Density Estimation with rbbnp

This article is a guide to density estimation with biasBound_density().

Estimating a density

biasBound_density() takes a data vector and returns a density estimate with bias-aware confidence intervals. The main arguments are:

biasBound_density(
  X,                    # Data vector
  x = NULL,             # Evaluation points (auto if NULL)
  h = NULL,             # Bandwidth (auto-selected if NULL)
  h_method = "cv",      # "cv" or "silverman"
  alpha = 0.05,         # Confidence level
  kernel.fun = "Schennach2004",
  xi_lb = NULL,         # Frequency range lower bound
  xi_ub = NULL          # Frequency range upper bound
)

A basic fit, on data drawn from the 2-fold uniform distribution:

# Generate sample data from 2-fold uniform distribution
X <- gen_sample_data(size = 1000, dgp = "2_fold_uniform", seed = 42)

# Estimate density
fit <- biasBound_density(X, h = 0.08, kernel.fun = "Schennach2004")

# Display results
fit
#> Bias-Bounded Density Estimation
#> 
#> Call:
#> biasBound_density(X = X, h = 0.08, kernel.fun = "Schennach2004")
#> 
#> Sample size: n = 1000
#> Bandwidth:   h = 0.0800 (user-specified) 
#> Kernel:      Schennach2004 
#> 
#> Bias bound parameters:
#>   A = 6.8980, r = 2.5142
#>   bias bound b1x = 0.0334
#> 
#> Evaluation points: 100 (range: [-0.1746, 2.1780])
#> Confidence level: 95%
#> 
#> Use summary() for detailed statistics
#> Use plot() to visualize results

The result is an S3 object of class bbnp_density. Use coef() for the key parameters and summary() for a fuller report:

# Key parameters
coef(fit)
#>        A        r        h 
#> 6.898006 2.514158 0.080000

# Detailed summary
summary(fit)
#> Summary: Bias-Bounded Density Estimation
#> ============================================================
#> 
#> Call:
#> biasBound_density(X = X, h = 0.08, kernel.fun = "Schennach2004")
#> 
#> Sample Information:
#>   Sample size (n):  1000
#>   Bandwidth (h):    0.0800
#>   Kernel function:  Schennach2004
#> 
#> Bias Bound Parameters:
#>   A (amplitude):    6.8980
#>   r (decay rate):   2.5142
#>   b1x (bias bound): 0.0334
#>   Xi interval:      [2.4074, 4.5544]
#> 
#> Range Estimation:
#>   Density estimates:
#>    min Q1.25% median   mean Q3.75%    max 
#> 0.0000 0.1111 0.4273 0.4217 0.7125 0.8798 
#> 
#>   Standard errors:
#>    min   mean    max 
#> 0.0000 0.0341 0.0563

Visualizing the fit

The default plot shows the estimate together with the bias band and the confidence interval:

plot(fit)

Element	Description
Estimate	Kernel density estimate \(\hat{f}(x)\)
Bias bound	Bias range: \([\hat{f} - \bar{b}, \hat{f} + \bar{b}]\)
95% CI	\([\hat{f} - \bar{b} - z\hat{\sigma}, \hat{f} + \bar{b} + z\hat{\sigma}]\)

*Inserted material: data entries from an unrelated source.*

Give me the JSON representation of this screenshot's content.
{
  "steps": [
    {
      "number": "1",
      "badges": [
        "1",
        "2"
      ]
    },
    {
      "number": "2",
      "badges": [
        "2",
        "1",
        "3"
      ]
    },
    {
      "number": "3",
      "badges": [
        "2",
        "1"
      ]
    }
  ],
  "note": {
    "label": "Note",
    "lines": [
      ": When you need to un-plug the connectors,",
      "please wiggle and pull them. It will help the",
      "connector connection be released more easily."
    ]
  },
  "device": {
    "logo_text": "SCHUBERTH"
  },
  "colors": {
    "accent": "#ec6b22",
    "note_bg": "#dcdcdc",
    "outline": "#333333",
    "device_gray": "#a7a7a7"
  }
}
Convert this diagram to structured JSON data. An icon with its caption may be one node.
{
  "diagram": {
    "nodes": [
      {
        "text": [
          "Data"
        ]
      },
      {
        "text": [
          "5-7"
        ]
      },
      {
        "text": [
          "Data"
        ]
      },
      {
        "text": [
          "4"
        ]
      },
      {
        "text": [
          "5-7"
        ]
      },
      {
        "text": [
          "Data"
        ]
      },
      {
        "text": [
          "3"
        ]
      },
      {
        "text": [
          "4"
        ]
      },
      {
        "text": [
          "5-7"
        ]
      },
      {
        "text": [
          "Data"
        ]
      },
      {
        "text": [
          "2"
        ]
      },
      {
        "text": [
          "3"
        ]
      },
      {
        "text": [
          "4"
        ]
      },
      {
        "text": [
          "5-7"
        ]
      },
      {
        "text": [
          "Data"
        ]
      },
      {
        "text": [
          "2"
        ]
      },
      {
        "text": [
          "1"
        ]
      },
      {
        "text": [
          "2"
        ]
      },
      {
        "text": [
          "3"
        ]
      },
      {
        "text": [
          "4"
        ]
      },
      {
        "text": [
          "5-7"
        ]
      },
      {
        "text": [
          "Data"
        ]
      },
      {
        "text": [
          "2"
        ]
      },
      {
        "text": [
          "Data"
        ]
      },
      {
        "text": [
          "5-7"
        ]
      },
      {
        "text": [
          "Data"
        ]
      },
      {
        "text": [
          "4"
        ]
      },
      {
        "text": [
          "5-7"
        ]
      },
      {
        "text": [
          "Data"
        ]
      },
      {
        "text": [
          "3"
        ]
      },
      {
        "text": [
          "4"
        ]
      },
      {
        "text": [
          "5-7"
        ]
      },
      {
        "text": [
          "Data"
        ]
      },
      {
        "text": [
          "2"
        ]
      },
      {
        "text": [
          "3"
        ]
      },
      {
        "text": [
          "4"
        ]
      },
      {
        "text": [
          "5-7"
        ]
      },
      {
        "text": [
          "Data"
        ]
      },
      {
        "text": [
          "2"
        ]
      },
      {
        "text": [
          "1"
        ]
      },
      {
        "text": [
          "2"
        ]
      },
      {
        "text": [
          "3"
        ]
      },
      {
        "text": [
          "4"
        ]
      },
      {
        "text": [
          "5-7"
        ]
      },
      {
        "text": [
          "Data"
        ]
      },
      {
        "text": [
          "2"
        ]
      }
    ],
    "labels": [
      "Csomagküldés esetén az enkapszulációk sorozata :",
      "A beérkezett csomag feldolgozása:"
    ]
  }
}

The type = "ft" plot shows how the smoothness parameters are detected from the empirical Fourier transform:

plot(fit, type = "ft")

The legend labels each line:

Empirical |phi|: the empirical Fourier transform \(|\hat{\phi}(\xi)|\)
Fitted envelope: the estimated envelope \(A|\xi|^{-r}\), drawn over the selected window
Shaded band: the selected frequency range \([\underline{\xi}, \bar{\xi}_n]\)

The slope \(r\) measures smoothness: a larger \(r\) means a smoother function.

Choosing the bandwidth

When h is left NULL, the bandwidth is selected automatically by the method named in h_method. Cross-validation is the default:

fit_cv <- biasBound_density(X, h = NULL, h_method = "cv", kernel.fun = "normal")
cat("CV bandwidth:", coef(fit_cv)["h"], "\n")
#> CV bandwidth: 0.1878156

plot(fit_cv) + ggtitle("Cross-Validation Bandwidth")

Silverman’s rule of thumb is a faster alternative:

fit_silv <- biasBound_density(X, h = NULL, h_method = "silverman", kernel.fun = "normal")
cat("Silverman bandwidth:", coef(fit_silv)["h"], "\n")
#> Silverman bandwidth: 0.09390781

plot(fit_silv) + ggtitle("Silverman's Rule Bandwidth")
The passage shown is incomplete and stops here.